Translational symmetries of quadratic lagrangians

TL;DR

This paper demonstrates that quadratic Lagrangians without constraints possess a large set of translational symmetries generated by solutions of their equations of motion, including specific cases like Klein-Gordon, Fermi oscillators, and Dirac Lagrangians.

Contribution

It explicitly constructs the symmetry generators for quadratic Lagrangians and extends the analysis to cases with constraints, revealing their algebraic structures.

Findings

Quadratic Lagrangians have 2mN translational symmetries.

Generators satisfy the Heisenberg algebra or its variants.

Symmetries exist even in constrained systems like Fermi oscillators and Dirac fields.

Abstract

In this paper we show that a quadratic lagrangian, with no constraints, containing ordinary time derivatives up to the order $m$ of $N$ dynamical variables, has $2mN$ symmetries consisting in the translation of the variables with solutions of the equations of motion.
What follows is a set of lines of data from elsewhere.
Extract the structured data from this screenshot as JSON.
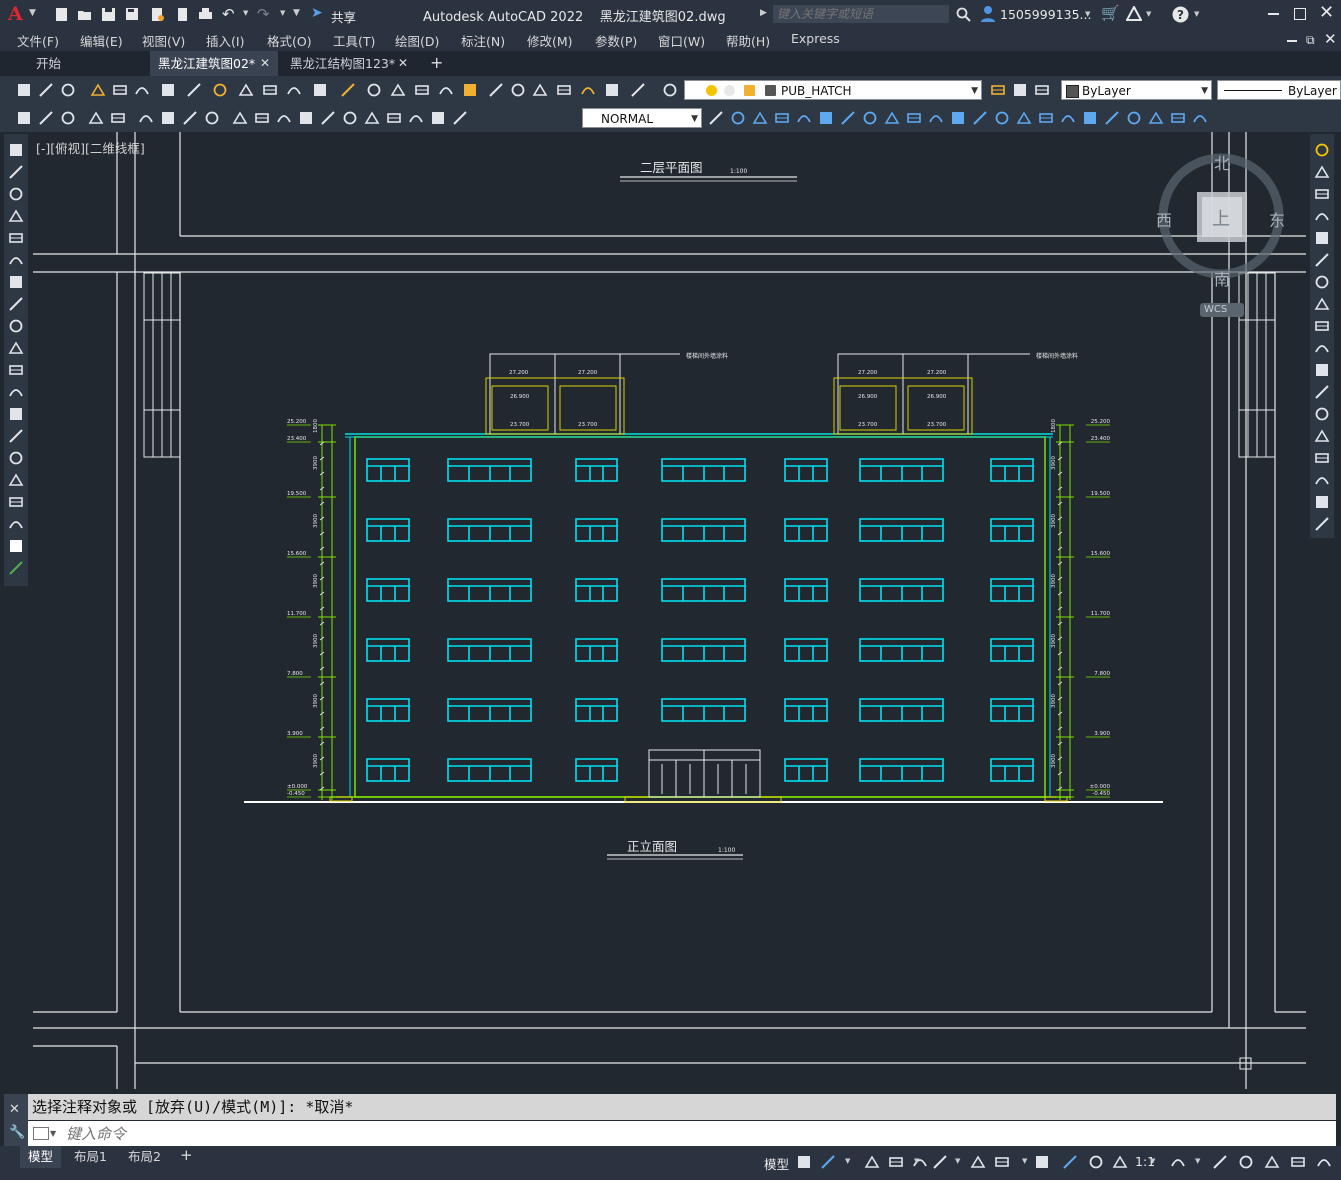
{
  "app": {
    "logo": "A",
    "title": "Autodesk AutoCAD 2022",
    "filename": "黑龙江建筑图02.dwg",
    "share_label": "共享",
    "search_placeholder": "键入关键字或短语",
    "user": "1505999135...",
    "icons": [
      "new-icon",
      "open-icon",
      "save-icon",
      "saveas-icon",
      "plot-icon",
      "undo-icon",
      "redo-icon",
      "search-icon",
      "user-icon",
      "cart-icon",
      "autodesk-icon",
      "help-icon",
      "minimize-icon",
      "maximize-icon",
      "close-icon"
    ]
  },
  "menu": {
    "items": [
      "文件(F)",
      "编辑(E)",
      "视图(V)",
      "插入(I)",
      "格式(O)",
      "工具(T)",
      "绘图(D)",
      "标注(N)",
      "修改(M)",
      "参数(P)",
      "窗口(W)",
      "帮助(H)",
      "Express"
    ]
  },
  "tabs": {
    "items": [
      {
        "label": "开始"
      },
      {
        "label": "黑龙江建筑图02*"
      },
      {
        "label": "黑龙江结构图123*"
      }
    ],
    "add_label": "+"
  },
  "toolbar": {
    "layer_value": "PUB_HATCH",
    "color_value": "ByLayer",
    "linetype_value": "ByLayer",
    "dimstyle_value": "NORMAL"
  },
  "viewport": {
    "label": "[-][俯视][二维线框]"
  },
  "viewcube": {
    "north": "北",
    "south": "南",
    "east": "东",
    "west": "西",
    "face": "上",
    "wcs": "WCS"
  },
  "drawing": {
    "plan_title": "二层平面图",
    "plan_scale": "1:100",
    "elev_title": "正立面图",
    "elev_scale": "1:100",
    "roof_note": "楼梯间外墙涂料",
    "left_levels": [
      "25.200",
      "23.400",
      "19.500",
      "15.600",
      "11.700",
      "7.800",
      "3.900",
      "±0.000",
      "-0.450"
    ],
    "right_levels": [
      "25.200",
      "23.400",
      "19.500",
      "15.600",
      "11.700",
      "7.800",
      "3.900",
      "±0.000",
      "-0.450"
    ],
    "left_dims": [
      "1800",
      "3900",
      "3900",
      "3900",
      "3900",
      "3900",
      "3900",
      "1500",
      "1400",
      "1000"
    ],
    "stair_tower_levels": [
      "27.200",
      "26.900",
      "23.700"
    ]
  },
  "command": {
    "history": "选择注释对象或 [放弃(U)/模式(M)]: *取消*",
    "input_placeholder": "键入命令"
  },
  "status": {
    "layouts": [
      {
        "label": "模型"
      },
      {
        "label": "布局1"
      },
      {
        "label": "布局2"
      }
    ],
    "add_label": "+",
    "model_label": "模型",
    "scale_label": "1:1"
  }
}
We construct explicitly the generators of these transformations and prove that they satisfy the Heisenberg algebra. We also analyse other specific cases which are not included in our previous statement: the Klein-Gordon lagrangian, $N$ Fermi oscillators and the Dirac lagrangian. In the first case, the system is described by an equation involving partial derivatives, the second case is described by Grassmann variables and the third shows both features. Furthermore, the Fermi oscillator and the Dirac field lagrangians lead to second class constraints. We prove that also in these last two cases there are translational symmetries and we construct the algebra of the generators. For the Klein-Gordon case we find a continuum version of the Heisenberg algebra, whereas in the other cases, the Grassmann generators satisfy, after quantization, the algebra of the Fermi creation and annihilation operators.